Il y avait pourtant des ombres à ce tableau. Si, en Europe occidentale, le choix de l’Ouest libre paraissait évident, il s’accompagnait toutefois dans certains pays d’un parti communiste puissant, certes voué à demeurer dans l’opposition comme étant davantage à l’est qu’à gauche selon le mot du socialiste Guy Mollet. Par ailleurs, les dictatures anticommunistes étaient tolérées parce qu’étant bien à droite et à l’ouest. Hors de l’Europe, ce manichéisme, cette vision westernienne s’estompaient. Une dictature militaire sud-américaine est-elle préférable à une dictature communiste, Pinochet à Castro ? Si le réalisme à la Kissinger le pensait, beaucoup de voix s’élevaient contre. De même les guerres néocoloniales pour imposer des régimes pro-occidentaux contre un mouvement de libération nationale d’inspiration marxiste étaient de plus en plus contestées par les belles âmes occidentales, compagnons de route ou idiots utiles du communisme.
Entre 1974 et 1980, un déséquilibre se produit en faveur du bloc communiste : les Américains sont battus au Viet-Nam, les Portugais abandonnent leurs immenses colonies africaines, l’empereur d’Ethiopie est renversé, et partout des régimes marxistes s’installent.

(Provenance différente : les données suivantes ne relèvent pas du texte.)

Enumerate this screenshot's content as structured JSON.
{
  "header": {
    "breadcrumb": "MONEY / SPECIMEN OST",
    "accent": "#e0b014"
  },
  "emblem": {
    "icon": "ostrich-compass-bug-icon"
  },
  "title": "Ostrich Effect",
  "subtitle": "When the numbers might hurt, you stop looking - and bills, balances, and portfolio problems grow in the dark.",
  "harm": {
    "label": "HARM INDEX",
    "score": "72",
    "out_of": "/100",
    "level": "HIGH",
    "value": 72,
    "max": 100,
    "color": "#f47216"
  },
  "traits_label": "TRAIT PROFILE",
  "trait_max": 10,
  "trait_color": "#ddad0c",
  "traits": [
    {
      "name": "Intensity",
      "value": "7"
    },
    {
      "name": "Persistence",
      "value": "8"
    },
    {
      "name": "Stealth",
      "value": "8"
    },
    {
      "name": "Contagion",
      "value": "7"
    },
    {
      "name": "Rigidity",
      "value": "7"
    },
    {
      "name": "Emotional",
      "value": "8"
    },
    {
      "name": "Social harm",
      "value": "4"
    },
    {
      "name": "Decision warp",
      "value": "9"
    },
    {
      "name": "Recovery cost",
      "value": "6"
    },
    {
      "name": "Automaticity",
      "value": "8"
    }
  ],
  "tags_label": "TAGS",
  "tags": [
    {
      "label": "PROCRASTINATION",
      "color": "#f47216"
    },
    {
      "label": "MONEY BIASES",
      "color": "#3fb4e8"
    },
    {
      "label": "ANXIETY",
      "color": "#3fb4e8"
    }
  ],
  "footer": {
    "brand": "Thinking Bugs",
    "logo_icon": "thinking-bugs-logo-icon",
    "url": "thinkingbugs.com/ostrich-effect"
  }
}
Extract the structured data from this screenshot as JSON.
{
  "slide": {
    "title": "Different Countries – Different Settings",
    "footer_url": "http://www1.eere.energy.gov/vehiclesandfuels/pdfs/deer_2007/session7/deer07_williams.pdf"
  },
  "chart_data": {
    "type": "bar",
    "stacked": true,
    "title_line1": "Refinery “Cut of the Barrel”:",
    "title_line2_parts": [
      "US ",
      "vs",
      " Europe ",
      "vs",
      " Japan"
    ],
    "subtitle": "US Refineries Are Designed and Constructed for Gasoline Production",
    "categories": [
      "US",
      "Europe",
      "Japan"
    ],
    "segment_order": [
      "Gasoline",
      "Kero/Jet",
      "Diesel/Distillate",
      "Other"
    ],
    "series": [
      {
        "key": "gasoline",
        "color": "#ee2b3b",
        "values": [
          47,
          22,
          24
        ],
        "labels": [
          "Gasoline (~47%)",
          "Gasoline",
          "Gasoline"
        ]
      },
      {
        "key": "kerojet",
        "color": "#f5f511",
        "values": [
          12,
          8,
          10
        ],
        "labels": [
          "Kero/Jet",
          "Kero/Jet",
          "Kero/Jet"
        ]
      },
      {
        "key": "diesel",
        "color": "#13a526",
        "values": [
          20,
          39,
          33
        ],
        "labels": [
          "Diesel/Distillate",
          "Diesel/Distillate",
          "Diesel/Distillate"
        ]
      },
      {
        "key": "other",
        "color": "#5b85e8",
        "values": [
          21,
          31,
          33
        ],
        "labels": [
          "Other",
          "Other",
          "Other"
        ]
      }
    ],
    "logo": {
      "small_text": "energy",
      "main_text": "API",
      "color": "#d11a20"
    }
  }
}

Enfin, le Shah d’Iran est chassé du pouvoir au profit cette fois d’un nouvel ennemi de l’occident, l’islamisme, en l’occurrence chiite. Dans le paysage binaire de la guerre froide, surgit une troisième force, religieuse, l’Islam. Sur le grand échiquier planétaire, le Moyen-Orient et le monde arabe, plus généralement, sont dominés depuis 1947 par la présence d’un nouvel Etat, Israël, dont la taille est sans proportion avec son importance symbolique, celle du peuple juif, l’une des deux sources de la civilisation judéo-chrétienne, et peuple martyr du nazisme, d’abord plutôt soutenu par les soviétiques contre les monarchies arabes, puis démocratie occidentale, figure de proue du camp du bien, implantée au milieu des dictatures nationalistes arabes et des monarchies musulmanes, si l’on excepte le Liban. Victime de la folie criminelle des nazis, puis de la haine des Arabes, Israël prenait place au premier rang du camp occidental, comme protégé privilégié des Etats-Unis, dont le grand allié dans la région était paradoxalement le royaume d’Arabie saoudite porteur du salafisme wahhabite, et donc grand ennemi d’Israël.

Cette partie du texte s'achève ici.